Alicia Ashley works in what is essentially a weed factory. Her job is to roll joints by hand, run a label printer, and attach those labels to jars of cannabis flower, all while making sure the products look and smell appealing. Ashley works for Flow Kana, a cannabis processing and distribution company in Mendocino, California, that serves as a sort of clearinghouse for the crops from numerous small pot farms in the area. By modern standards, it’s a pretty good job: She has regular work hours, health benefits, paid time off, and the peace of mind that comes with working in the legal side of the industry.
Ashley’s gig is one of many created by the legal cannabis industry. While it’s yielded winners and losers, legal weed has made it possible for people like Ashley to switch from being employed by quasi-legal or criminal enterprises to legit businesses.
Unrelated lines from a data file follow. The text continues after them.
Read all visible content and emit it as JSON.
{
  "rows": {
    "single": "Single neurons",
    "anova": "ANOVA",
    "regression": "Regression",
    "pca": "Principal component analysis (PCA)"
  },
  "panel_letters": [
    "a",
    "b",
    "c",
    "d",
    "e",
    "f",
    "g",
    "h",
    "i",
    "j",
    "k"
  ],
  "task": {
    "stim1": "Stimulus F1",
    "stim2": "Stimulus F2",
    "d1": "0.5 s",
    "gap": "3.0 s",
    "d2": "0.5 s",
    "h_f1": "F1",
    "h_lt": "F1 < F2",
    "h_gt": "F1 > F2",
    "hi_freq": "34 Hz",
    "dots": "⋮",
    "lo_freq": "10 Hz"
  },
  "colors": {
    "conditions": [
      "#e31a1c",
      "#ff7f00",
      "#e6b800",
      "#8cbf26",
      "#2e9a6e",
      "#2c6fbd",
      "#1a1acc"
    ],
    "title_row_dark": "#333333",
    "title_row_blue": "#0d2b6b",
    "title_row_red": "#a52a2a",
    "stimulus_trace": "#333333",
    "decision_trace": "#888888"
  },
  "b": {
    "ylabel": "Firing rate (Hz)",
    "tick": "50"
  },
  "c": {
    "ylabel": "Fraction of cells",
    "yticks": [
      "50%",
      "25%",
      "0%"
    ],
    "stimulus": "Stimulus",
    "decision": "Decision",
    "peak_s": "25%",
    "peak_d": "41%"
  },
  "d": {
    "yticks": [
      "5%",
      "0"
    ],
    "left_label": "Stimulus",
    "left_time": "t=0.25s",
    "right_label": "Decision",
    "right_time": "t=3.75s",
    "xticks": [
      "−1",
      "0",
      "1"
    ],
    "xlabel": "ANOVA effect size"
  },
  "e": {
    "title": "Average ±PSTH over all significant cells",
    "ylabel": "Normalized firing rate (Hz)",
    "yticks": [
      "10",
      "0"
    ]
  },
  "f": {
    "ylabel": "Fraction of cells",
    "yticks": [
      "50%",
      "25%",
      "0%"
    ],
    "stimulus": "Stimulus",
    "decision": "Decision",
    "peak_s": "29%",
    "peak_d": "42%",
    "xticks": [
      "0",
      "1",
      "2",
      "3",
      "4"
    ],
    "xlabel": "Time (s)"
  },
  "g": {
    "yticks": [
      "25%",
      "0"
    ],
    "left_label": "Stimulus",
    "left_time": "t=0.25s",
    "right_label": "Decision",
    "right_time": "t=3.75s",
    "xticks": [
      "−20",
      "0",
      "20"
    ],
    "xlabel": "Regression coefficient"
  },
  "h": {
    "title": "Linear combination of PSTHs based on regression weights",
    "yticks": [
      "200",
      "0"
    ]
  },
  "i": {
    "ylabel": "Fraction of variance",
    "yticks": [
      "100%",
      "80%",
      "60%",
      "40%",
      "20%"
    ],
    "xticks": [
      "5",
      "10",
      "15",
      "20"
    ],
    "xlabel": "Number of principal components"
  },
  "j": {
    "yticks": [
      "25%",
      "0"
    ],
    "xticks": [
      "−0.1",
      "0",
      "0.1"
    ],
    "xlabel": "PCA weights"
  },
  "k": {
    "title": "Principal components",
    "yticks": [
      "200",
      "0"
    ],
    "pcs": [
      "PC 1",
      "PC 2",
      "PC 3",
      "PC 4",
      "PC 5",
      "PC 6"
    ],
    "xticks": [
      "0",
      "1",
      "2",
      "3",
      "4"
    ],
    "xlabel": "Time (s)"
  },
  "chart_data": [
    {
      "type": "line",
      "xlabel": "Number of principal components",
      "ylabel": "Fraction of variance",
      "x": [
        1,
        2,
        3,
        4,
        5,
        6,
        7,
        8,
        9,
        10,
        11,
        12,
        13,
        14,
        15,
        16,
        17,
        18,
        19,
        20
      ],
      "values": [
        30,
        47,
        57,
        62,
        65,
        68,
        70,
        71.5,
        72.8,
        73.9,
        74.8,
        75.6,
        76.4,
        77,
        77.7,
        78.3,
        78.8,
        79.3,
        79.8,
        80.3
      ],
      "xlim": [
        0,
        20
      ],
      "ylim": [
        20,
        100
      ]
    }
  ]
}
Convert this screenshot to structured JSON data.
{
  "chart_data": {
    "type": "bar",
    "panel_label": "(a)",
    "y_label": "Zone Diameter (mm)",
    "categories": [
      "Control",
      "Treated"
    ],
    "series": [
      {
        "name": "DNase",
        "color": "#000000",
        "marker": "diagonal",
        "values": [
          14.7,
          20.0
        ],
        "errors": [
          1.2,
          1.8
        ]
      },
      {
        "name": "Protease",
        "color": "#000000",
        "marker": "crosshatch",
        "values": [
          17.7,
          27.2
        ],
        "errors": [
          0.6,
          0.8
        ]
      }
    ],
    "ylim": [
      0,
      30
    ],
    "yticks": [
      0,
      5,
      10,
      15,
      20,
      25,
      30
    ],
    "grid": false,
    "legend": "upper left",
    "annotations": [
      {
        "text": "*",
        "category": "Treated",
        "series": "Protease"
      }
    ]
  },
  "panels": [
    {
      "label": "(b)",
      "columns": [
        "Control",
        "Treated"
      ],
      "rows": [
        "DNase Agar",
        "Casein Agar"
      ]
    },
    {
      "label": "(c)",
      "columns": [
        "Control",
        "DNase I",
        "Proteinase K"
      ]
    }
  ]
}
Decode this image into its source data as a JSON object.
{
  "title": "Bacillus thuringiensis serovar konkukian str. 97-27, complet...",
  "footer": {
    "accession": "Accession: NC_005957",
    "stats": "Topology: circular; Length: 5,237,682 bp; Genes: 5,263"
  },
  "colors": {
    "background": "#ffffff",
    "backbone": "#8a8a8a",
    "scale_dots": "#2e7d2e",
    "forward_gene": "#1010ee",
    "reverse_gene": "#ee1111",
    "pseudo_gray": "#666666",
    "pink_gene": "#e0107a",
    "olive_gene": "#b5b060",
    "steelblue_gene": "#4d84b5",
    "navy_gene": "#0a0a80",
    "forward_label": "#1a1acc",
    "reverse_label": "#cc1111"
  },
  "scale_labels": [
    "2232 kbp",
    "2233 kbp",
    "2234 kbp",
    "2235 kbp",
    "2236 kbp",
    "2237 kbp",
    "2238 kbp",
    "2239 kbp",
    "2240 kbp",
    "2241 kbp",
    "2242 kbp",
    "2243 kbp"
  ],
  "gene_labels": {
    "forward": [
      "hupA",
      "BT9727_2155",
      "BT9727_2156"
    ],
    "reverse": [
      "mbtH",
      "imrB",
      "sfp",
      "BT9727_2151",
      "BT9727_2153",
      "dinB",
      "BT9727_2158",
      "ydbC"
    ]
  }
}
In the process, working in cannabis has become less like an outlaw adventure and more like a career.
It wasn’t always that way. Ashley came up through the black and gray markets, growing and processing weed “on the hill,” as many in Northern California’s Emerald Triangle refer to the hundreds of small farms that dot the higher elevations of that region. Back then, she would spend days at a time during harvest season trimming flower—that is, cutting the stems and extraneous leaves of each bud by hand to turn raw weed by into a product that people want to buy. It’s long and tedious work, and comes with some risks.
During non-harvest times, she would water and feed plants and help out around the farm. Ashley surmises that some of what she helped grow went to California’s medical dispensaries, and some to the underground recreational market. “I didn’t inquire too much about all that,” she said. Oftentimes, there was little to no communication between farm owners and workers on the hill. Even drivers, who brought pounds of weed from farms to town, would not interact with workers much—when operating in an illegal industry, it’s often best not to know what goes on along other points in the supply chain.